「…俺と付き合え」





「へ」
「あ?文句あんのか」
「いやいや!だって急にどうしたの?!
あ、そうだ。この後どこに付き合えばいい?そうゆーことだよね!」
「アホか!!!てめぇ!!!」








急に現れたと思いきや私の腕を引いて教室から連れ去るものだから何事だと思えば中庭で付き合え発言。
どうしたんだ爆豪くんは。
彼は同じヒーロー科A組だ。普段からは彼に好かれる行動もしているわけもなく犬猿な仲なのに一体何がどうなったというのだ。









「……爆豪くん罰ゲームでも受けてない?」
「あァ!!?」
「だったら私に付き合えだなんて言わないじゃんか!
私爆豪くんにそんなに好かれてる覚えないよ!?」









ぴくりと眉を動かした爆豪くんの機嫌は見ててもわかるくらいに悪い。








「確認までにだけど爆豪くんの付き合えってどうゆう意味なの?放課後付き合えばいいってこと?」
「あ?男女の付き合えだろーが!頭湧いてんのかクソ女ァ!!」
「ひっ、理不尽!!」









なら尚のことますます爆豪くんがどうして私なんかにと頭がぐるぐるする。







「……罰ゲームとかじゃねーぞ」
「本当に?」
「ッチ!!てめぇ疑い過ぎなんだよ!!」






鬼の形相をした爆豪くんの手からはBoom!と爆破がさせられる。








「っ!!んなら断るってか!!」
「ごめんなさい」
「クソ女!!」







爆豪くんは更に不機嫌になる。
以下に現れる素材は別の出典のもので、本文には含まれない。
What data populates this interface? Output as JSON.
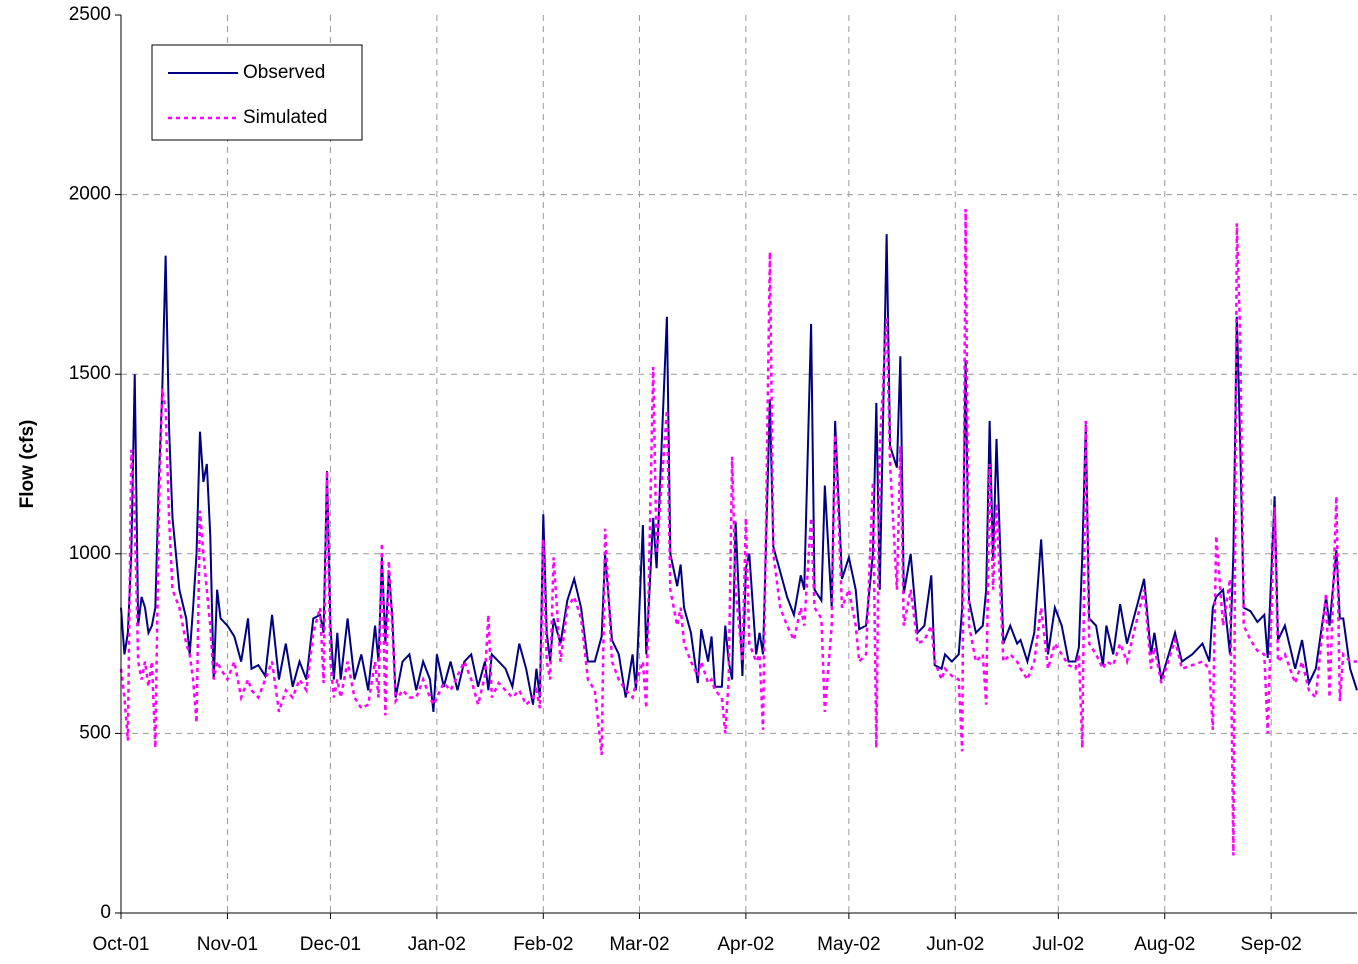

こんなのいつものやり取りと同じで私が煽って話しているだけだというのに。








「ねぇ。爆豪くん」
「あ?」
「それなら私のどこが好きになったのよ…私達こんなのだよ?」








爆豪くんがぴたりと固まってしまう。








「……あン時」
「ん?」
「っクソがァ!!それならてめぇに惚れさせるまでだわ!!!覚悟してろふうか!!!」







ええ…そんな告白があるのかとツッコミどころはあるが取り残された私は暫く唖然としていた。